信託契約の当事者ではない相続人を信託監督人又は受託者監督人にしたい

◯事案の概要

AとBで信託契約を結ぶ際に、相続人のひとりであるCを信託監督人又は受託者監督人として契約当事者の一人にしたいと考えており、信託監督人ではなく受託者監督人にしようと思うがこの点について相談したい。また、信託財産に自宅が組み込まれている場合には遺言書には記載しない方がよいか。

◯相談内容

・委託者兼受益者A
・受託者B(Aの子ども)
・信託財産 自宅と預貯金の一部

このような信託契約作成を依頼されています。Aの配偶者は既に死亡。Aの子供は、Bの他にCがいます。同時に遺言書の作成もしますが、自宅不動産はB、預貯金はBとCで2分の1ずつというのが先方の希望です。

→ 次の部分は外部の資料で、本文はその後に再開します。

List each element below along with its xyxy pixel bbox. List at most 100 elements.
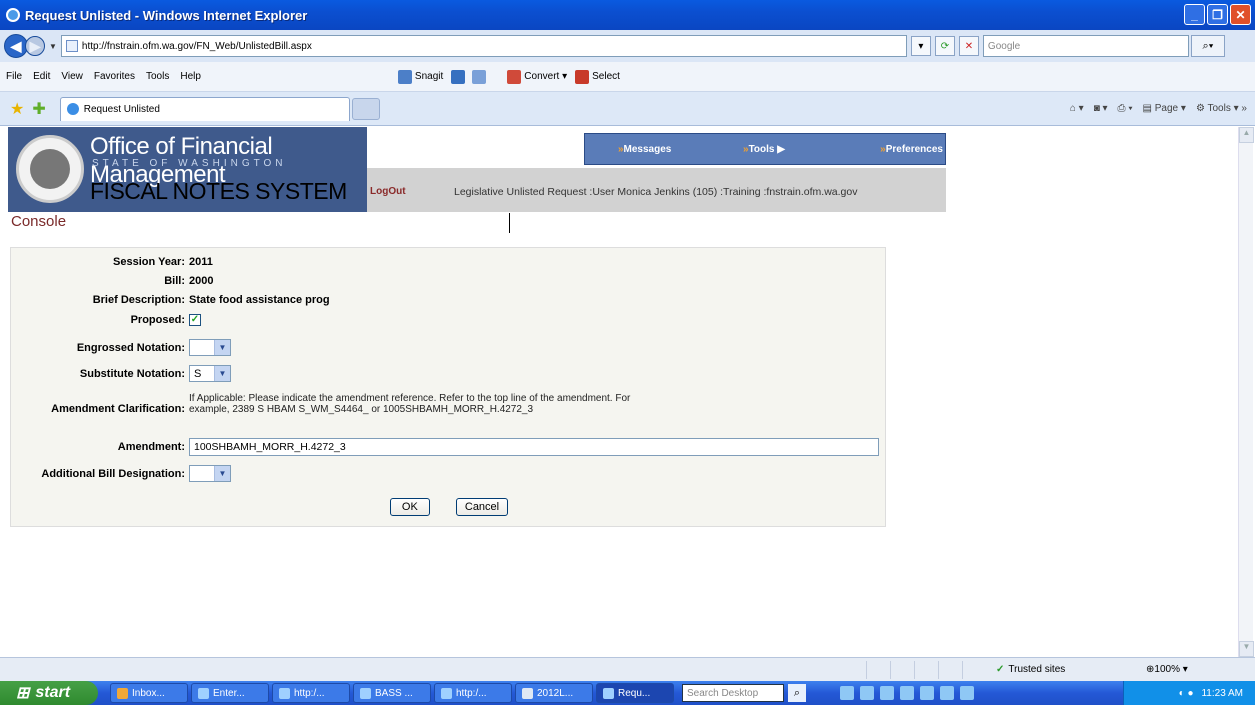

自宅を信託財産にした場合、遺言書には預貯金だけを記載すればいいとは思います。ただ信託終了事由を「Aの死亡」と「受託者と受益者の合意」にしようと思っているので、将来万が一合意により信託終了した場合に自宅不動産の所有がAに戻ります。そのため、遺言書にも自宅不動産の記載をするつもりです。

お聞きしたいのは次の2点です。

①近日中に、A・B・C全員が揃った場で信託内容について説明をする予定です。そこでCを信託監督人又は受託者監督人として、契約当事者の一人とすることを考えています。(なお、Cは、Bの後継受託者として規定します)

この場合「Bが将来自宅不動産を売却又は賃貸する場合にはCの同意を必要とする」、「受託者の受益者に対する報告義務をCに対しても義務化する」ことを規定しようと思っています。

私としてはCを信託監督人ではなく受託者監督人にしようと思っていますが、先生はどのようにお考えですか?

②遺言書と家族信託契約を同時に作成する場合、遺言書にも自宅不動産の記載をすることを考えていますが、信託財産に自宅が組み込まれている場合には遺言書には記載しない方がいいのでしょうか?